Thursday, July 30, 2020

Armenian-Azerbaijani War Comes to Streets of Russian Cities


Paul Goble

            Staunton, July 28 – The new fighting between Armenia and Azerbaijan presents Moscow not only with a foreign policy challenge – see jamestown.org/program/moscow-has-compelling-new-reasons-for-neutrality-in-armenian-azerbaijani-conflict/ -- but also with a domestic one because ethnic Armenians and Azerbaijanis are now clashing on the streets of Russian cities. 

            The two problems are coming together both because the initial clashes in Moscow and St. Petersburg are seen by the FSB as extending to other Russian cities which have both communities (rusplt.ru/society/fsb-boitsya-armyanoazerbaidzhanskogo-konflikta-5f201.html) and because both Baku and Yerevan see Moscow’s domestic response as signaling its position.

            Armenian officials from Prime Minister Nikol Pashinyan down have suggested that Moscow could prevent these clashes if it wanted to, implicitly suggesting that some in the Russian capital don’t want to (rbc.ru/politics/25/07/2020/5f1c17059a7947dd733982e9) while Baku has issued a call for Azerbaijanis to obey the law (svpressa.ru/society/article/271752/).

            Ruissian police have come down hard on both sides in Moscow, arresting 15 of those involved in what the authorities have sought to portray as the work of provocateurs or the result of ordinary problems rather than ethnic ones (rusplt.ru/society/fsb-boitsya-armyanoazerbaidzhanskogo-konflikta-5f201.html and echo.msk.ru/news/2683525-echo.html).

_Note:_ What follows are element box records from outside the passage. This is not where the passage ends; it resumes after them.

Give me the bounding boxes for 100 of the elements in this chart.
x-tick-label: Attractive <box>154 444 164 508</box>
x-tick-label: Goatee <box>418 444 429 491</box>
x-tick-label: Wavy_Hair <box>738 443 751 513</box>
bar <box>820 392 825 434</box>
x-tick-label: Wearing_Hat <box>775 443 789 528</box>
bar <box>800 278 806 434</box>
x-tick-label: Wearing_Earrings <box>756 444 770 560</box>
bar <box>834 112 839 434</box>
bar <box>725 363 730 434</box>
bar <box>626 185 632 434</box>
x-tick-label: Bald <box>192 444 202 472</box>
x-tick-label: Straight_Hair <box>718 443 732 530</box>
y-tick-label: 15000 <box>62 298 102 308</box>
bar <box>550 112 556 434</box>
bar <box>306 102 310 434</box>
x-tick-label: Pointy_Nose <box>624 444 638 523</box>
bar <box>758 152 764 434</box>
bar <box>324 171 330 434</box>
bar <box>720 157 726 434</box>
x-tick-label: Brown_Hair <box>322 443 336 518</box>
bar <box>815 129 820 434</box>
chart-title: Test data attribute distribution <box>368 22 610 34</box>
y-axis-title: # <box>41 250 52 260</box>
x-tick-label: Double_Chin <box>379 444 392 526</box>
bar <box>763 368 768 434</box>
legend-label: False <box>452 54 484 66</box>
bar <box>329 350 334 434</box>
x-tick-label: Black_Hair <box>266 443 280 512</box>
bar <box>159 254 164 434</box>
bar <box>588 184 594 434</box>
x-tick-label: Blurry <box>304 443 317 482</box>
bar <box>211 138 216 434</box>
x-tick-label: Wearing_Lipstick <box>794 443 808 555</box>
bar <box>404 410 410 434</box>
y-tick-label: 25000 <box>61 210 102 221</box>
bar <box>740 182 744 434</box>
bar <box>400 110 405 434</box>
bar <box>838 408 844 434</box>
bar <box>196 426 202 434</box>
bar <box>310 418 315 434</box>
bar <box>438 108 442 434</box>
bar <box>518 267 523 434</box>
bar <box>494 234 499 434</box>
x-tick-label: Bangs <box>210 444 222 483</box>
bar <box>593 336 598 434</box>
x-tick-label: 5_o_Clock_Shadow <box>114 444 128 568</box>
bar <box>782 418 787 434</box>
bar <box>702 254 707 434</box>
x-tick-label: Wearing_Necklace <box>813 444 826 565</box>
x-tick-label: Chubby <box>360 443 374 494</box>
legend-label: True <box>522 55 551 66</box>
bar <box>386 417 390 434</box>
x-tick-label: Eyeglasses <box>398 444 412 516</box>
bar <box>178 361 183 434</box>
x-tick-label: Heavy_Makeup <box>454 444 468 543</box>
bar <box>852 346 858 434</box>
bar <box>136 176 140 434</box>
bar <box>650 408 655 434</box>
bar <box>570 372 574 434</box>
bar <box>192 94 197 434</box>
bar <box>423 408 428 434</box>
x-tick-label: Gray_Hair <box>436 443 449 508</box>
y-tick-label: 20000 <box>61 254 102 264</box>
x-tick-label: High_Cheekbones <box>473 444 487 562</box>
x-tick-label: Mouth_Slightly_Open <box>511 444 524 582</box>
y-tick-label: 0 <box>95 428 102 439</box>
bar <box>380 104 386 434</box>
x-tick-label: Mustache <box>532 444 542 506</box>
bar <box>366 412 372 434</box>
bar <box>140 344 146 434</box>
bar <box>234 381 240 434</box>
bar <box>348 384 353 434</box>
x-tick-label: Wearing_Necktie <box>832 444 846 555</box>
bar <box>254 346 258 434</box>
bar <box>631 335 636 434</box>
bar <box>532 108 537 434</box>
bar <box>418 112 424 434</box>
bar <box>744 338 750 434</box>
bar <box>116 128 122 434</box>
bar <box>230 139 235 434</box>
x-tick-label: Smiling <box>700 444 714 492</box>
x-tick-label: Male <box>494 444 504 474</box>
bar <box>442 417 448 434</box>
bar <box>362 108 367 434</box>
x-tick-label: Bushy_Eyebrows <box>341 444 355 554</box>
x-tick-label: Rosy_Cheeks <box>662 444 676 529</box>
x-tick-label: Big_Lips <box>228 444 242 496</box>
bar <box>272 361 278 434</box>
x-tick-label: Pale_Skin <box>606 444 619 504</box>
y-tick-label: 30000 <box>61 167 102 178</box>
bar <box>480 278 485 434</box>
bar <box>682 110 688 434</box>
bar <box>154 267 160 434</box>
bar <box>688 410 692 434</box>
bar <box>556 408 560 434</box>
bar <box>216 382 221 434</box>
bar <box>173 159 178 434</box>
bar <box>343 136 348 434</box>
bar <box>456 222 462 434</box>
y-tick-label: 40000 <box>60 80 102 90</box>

            But the fights have now spread to St. Petersburg and threaten other cities as well (interfax-russia.ru/northwest/news/armyane-i-azerbaydzhancy-peterburga-osuzhdayut-razzhiganie-vrazhdy-sereznyh-konfliktov-net-smolnyy). Experts say more clashes are likely, noting that they are comparably easy to stop but very hard to prevent (kavkaz-uzel.eu/articles/352464/ and pravda.ru/world/1516501-armenia_azerbaidjan/).

            In the hopes of preventing a further spillover of the conflict in the Caucasus, Russia’s FSB has introduced special control in two Urals regions, Kurgan Oblast and Perm Kray, where the two diasporas have clashed in the past. Sources in regional governments say that the authorities are also on alert in Khanty-Mansiisk (ura.news/news/1052442500).

            As the conflict in the southern Caucasus intensifies, fights between representatives of the two large diasporas in Russia – there are more than a million of each of these two ethnic communities there – present the Kremlin with a serious challenge: maintaining or restoring the peace without appearing to favor one side or the other.